Nascondere l’autovelox è una truffa

La sentenza della Corte di Cassazione contro i rilevatori civetta

Può essere perseguita per truffa la società che fornisce ed esegue il posizionamento di rilevatori autovelox in autovetture così occultandone la presenza. Lo ha stabilito la seconda sezione penale della Corte di Cassazione con sentenza numero 22158 del 23 maggio 2013.

A chiamare in causa i giudici era stato il legale della società che aveva avanzato ricorso contro una sentenza del Tribunale del Riesame di Cosenza chiedendo il dissequestro di sei apparecchiature che, pur regolari, erano state sequestrate preventivamente con decreto del Gip del locale Tribunale.
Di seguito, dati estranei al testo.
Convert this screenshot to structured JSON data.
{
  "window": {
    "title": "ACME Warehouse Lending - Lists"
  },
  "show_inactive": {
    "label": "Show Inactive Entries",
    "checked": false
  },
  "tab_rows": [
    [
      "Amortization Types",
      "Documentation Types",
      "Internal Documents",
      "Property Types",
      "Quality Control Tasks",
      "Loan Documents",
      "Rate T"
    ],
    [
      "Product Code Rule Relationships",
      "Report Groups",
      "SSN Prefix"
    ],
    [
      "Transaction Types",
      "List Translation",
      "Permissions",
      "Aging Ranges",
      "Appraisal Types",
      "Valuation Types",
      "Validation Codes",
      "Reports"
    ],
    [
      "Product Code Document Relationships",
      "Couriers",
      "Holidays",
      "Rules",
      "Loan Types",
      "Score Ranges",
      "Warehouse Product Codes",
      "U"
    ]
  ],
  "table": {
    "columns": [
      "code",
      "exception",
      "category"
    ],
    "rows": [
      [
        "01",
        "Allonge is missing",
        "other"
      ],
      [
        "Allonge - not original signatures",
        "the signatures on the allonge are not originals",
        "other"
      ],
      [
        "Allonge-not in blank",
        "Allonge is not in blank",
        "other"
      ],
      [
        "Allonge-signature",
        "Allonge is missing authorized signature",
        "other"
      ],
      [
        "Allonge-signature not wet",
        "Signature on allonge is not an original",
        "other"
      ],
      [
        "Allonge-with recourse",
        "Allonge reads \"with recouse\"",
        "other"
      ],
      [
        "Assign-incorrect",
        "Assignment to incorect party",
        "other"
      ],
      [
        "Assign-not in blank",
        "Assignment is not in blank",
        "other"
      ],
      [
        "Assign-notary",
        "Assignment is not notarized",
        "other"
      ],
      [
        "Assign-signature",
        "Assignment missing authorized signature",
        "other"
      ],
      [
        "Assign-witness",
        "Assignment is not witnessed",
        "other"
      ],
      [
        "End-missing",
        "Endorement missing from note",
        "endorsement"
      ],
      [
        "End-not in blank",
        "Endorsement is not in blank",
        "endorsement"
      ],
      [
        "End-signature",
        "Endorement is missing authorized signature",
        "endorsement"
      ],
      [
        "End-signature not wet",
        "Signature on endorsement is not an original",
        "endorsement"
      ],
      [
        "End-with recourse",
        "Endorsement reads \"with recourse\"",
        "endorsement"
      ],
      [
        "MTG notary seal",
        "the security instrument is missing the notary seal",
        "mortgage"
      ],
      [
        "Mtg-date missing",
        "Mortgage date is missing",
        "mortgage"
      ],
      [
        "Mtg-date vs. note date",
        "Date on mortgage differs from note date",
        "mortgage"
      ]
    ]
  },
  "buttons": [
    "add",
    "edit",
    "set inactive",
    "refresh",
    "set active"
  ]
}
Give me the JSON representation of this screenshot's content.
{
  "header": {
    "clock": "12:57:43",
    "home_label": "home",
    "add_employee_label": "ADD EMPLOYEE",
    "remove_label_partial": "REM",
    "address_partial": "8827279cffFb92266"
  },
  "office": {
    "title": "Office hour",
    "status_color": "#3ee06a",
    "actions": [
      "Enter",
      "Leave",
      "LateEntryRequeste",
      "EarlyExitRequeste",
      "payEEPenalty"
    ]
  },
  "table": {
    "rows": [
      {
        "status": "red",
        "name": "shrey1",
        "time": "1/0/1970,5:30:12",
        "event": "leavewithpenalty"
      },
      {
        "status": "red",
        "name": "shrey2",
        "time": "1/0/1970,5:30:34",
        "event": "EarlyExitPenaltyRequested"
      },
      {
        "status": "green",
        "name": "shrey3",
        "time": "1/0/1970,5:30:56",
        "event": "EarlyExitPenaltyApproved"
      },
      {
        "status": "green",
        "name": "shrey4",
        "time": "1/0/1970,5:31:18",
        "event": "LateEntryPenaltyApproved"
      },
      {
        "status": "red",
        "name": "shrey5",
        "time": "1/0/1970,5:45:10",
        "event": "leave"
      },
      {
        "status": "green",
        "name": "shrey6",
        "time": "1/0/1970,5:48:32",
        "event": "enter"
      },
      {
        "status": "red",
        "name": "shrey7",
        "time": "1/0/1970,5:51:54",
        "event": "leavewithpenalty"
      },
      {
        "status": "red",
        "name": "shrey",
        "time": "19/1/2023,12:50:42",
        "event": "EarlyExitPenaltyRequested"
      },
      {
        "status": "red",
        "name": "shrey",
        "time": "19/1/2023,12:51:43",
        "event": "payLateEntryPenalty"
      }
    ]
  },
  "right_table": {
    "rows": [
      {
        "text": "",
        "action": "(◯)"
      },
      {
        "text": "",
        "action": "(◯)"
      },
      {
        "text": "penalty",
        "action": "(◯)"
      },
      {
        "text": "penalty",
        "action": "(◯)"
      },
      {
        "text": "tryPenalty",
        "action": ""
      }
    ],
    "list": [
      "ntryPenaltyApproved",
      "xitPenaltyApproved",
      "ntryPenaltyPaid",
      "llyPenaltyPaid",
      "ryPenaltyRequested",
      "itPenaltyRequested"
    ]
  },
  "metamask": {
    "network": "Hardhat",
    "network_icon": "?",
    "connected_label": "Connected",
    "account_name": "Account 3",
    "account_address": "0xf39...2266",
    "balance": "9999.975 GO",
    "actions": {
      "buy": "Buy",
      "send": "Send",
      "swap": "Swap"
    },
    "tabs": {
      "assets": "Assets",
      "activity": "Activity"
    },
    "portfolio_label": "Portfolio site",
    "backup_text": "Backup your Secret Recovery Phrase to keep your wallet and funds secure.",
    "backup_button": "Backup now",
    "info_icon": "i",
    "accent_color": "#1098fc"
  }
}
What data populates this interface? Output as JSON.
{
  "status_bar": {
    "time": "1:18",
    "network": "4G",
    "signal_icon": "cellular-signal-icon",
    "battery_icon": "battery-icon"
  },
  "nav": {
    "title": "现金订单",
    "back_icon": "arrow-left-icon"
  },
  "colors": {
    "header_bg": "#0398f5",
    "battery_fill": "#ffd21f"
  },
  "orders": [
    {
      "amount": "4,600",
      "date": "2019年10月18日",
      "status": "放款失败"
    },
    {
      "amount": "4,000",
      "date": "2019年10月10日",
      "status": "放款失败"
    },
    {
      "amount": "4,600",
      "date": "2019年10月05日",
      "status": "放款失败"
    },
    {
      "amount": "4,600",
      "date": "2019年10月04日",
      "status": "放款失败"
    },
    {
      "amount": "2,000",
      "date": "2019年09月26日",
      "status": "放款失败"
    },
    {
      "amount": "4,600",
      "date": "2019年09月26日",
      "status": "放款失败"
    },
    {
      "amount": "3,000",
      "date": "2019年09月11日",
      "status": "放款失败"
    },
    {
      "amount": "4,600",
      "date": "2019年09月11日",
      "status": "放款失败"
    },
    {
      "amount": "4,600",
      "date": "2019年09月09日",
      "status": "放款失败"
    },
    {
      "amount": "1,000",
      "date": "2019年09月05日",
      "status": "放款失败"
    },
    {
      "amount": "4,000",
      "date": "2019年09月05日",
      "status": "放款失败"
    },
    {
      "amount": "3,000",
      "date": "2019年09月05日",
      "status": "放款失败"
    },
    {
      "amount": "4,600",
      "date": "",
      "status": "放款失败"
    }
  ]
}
Secondo la Suprema Corte quindi: “un bene avente natura lecita (in quanto regolarmente tarato e conforme ai paradigmi normativi) non può seguire la sorte processuale dei presunti autori che di quel bene hanno fatto un uso illecito. Sussiste, innanzitutto, un rapporto di strumentalità tra i beni sequestrati e il reato di truffa per cui si procede, considerato che gli autovelox costituiscono lo strumento delle attività illecite accertate ed enunciate nella prospettazione accusatoria (truffa consistente nella rilevazione di velocità attraverso autovelox posizionati in modo da essere occultati agli ignari automobilisti), a nulla valendo che la “res” impiegata per commettere la truffa abbia natura lecita, allorché assolva, nell’ordito truffaldino, una valenza causale ai fini della realizzazione del reato. Di conseguenza, gli autovelox si prestano, proprio in ragione di tale nesso di interdipendenza con il reato, a essere assoggettati a vincolo reale sia quale corpo dei reato (“le cose mediante le quali il reato è stato commesso”) sia quale cosa pertinente al reato la cui libera disponibilità può agevolare la commissione di altri reati della stessa specie di quello per cui si procede”.